A Stroud software engineer's own version of classic TV information service Ceefax is still going strong after five years. .

Peter Kwan, 63, has spent years perfecting his own teletext system - which he has called Teefax.

He says he was gutted when the BBC's Red Button service was introduced in 2012 - replacing the analogue Ceefax system after 38 years.

Just last week the red button was 'saved' by a mass petition just the day before it was due to be shut down in BBC budget cuts.

But Peter and his group of around 20 volunteers still regularly update their version of Ceefax - which has the classic look of the old teletext system.

And Teefax - available to anyone with an internet connection - sources its news directly from the BBC and reformats it with the same page numbers as Ceefax.

The grandfather-of-two said: "It's got all the original stuff like horoscopes, weather pages, travel.

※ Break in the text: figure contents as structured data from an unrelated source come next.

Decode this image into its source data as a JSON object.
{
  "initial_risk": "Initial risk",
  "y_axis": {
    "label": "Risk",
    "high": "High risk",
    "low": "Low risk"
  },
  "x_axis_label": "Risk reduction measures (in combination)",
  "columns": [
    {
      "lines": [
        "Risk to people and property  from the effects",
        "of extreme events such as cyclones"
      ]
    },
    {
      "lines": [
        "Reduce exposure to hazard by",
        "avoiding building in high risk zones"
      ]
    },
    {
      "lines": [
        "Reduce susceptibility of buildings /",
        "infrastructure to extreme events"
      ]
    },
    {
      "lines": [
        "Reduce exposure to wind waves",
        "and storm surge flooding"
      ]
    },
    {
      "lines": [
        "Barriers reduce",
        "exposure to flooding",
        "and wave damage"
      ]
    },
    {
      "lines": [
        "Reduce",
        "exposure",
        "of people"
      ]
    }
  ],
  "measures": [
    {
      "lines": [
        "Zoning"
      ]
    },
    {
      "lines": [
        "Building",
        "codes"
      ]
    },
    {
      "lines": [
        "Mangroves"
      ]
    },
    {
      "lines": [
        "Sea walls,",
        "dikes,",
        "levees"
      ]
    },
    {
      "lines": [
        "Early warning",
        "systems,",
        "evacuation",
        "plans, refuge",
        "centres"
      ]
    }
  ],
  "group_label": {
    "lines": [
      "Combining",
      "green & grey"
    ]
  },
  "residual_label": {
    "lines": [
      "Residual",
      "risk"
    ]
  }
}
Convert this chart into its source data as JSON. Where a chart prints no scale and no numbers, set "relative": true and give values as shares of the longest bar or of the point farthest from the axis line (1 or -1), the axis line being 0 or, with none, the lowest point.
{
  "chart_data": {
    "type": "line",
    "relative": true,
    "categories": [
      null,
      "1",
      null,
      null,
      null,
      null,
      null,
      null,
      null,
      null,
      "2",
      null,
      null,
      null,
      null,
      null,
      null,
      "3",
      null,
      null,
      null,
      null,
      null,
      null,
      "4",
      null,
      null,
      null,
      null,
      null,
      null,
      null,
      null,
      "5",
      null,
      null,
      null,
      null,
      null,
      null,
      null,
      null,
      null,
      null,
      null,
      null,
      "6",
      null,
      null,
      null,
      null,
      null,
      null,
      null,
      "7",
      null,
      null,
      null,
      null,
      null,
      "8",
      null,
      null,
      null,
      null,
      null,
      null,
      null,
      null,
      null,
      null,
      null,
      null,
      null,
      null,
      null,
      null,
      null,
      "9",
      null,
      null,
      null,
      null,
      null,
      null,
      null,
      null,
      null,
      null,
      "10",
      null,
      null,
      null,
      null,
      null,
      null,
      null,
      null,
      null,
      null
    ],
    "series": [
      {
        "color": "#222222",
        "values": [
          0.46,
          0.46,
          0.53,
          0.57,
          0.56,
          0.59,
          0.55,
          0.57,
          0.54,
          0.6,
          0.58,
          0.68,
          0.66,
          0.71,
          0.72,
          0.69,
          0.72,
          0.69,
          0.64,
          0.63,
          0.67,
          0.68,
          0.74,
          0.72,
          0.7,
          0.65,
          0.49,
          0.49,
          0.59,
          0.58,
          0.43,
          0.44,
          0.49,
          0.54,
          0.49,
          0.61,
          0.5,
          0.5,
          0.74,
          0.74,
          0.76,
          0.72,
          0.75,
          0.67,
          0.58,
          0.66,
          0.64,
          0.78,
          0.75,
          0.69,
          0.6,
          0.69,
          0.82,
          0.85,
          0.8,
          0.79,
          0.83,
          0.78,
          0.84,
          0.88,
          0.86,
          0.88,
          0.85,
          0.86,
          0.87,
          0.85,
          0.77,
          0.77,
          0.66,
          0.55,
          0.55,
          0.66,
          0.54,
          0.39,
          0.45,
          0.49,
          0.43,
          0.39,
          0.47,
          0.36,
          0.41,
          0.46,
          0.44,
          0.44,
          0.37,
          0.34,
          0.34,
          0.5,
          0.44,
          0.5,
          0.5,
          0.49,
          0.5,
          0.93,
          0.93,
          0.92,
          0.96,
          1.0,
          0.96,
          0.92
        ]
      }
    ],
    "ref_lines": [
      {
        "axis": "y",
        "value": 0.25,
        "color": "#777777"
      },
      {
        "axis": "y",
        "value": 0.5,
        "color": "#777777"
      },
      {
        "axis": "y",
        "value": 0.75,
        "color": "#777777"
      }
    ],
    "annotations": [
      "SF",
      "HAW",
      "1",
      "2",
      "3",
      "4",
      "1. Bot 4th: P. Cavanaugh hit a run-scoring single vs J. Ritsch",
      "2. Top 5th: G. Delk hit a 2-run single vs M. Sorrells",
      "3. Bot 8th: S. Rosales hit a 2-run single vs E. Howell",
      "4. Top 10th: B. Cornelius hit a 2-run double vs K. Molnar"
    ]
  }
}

"People can mostly find whatever their favourite page was on Ceefax. Usually they'll have the page number still memorised.

"We've got a couple of quizzes and games, too, although at the moment they don't get updated very often, so people might have to wait a while for new ones to come up.

"There are about 20 registered contributors to Teefax but most of these aren't very active.

''Maybe a core of six do regular updates. There are also a few robots that update the news, sport and weather."

Ironically Peter has not had a TV licence since 1999.

This means that despite his fondness for the Ceefax teletext service, he has never actually used the BBC Red Button service that replaced Ceefax.

He said: ''I haven't watched broadcast television in my home since 1999, so I have never used the BBC Red Button.

"I think it's good that it has been saved though - I know some people find it more accessible than using the Internet."

Mr Kwan's Teefax project began around five years ago - a few years after the end of Ceefax.

He said: "Towards the back end of teletext, I was working for a company that produced the equipment needed to create Ceefax, and supplied the equipment to BBC and ITV.

"As Ceefax was winding down, I realised I could find my job on the line - and I decided I wasn't finished with it yet.

"I realised I could make the equipment myself using modern technology, so I started doing that - and then several artists became interested and started buying my equipment.''

And Peter added that all the news and information for Teefax comes "straight from the BBC" - despite the fact that the broadcaster does not know about this.

He said: "The pages on Teefax appear as exactly the same as on the old system.

"We look at the BBC news sites and pick out news from the appropriate sections, then reformat it so that it matches the original Ceefax format.

"The pages then look exactly as they would have done on the original BBC Ceefax - all the news and sports pages are the same page numbers they would have been on the BBC."

He said: "As for audience, I have no idea because the logging is turned off to stop wear and tear of the server.

''If it breaks I quickly get complaints, so I know that people are using it, but that's all I know about the usage."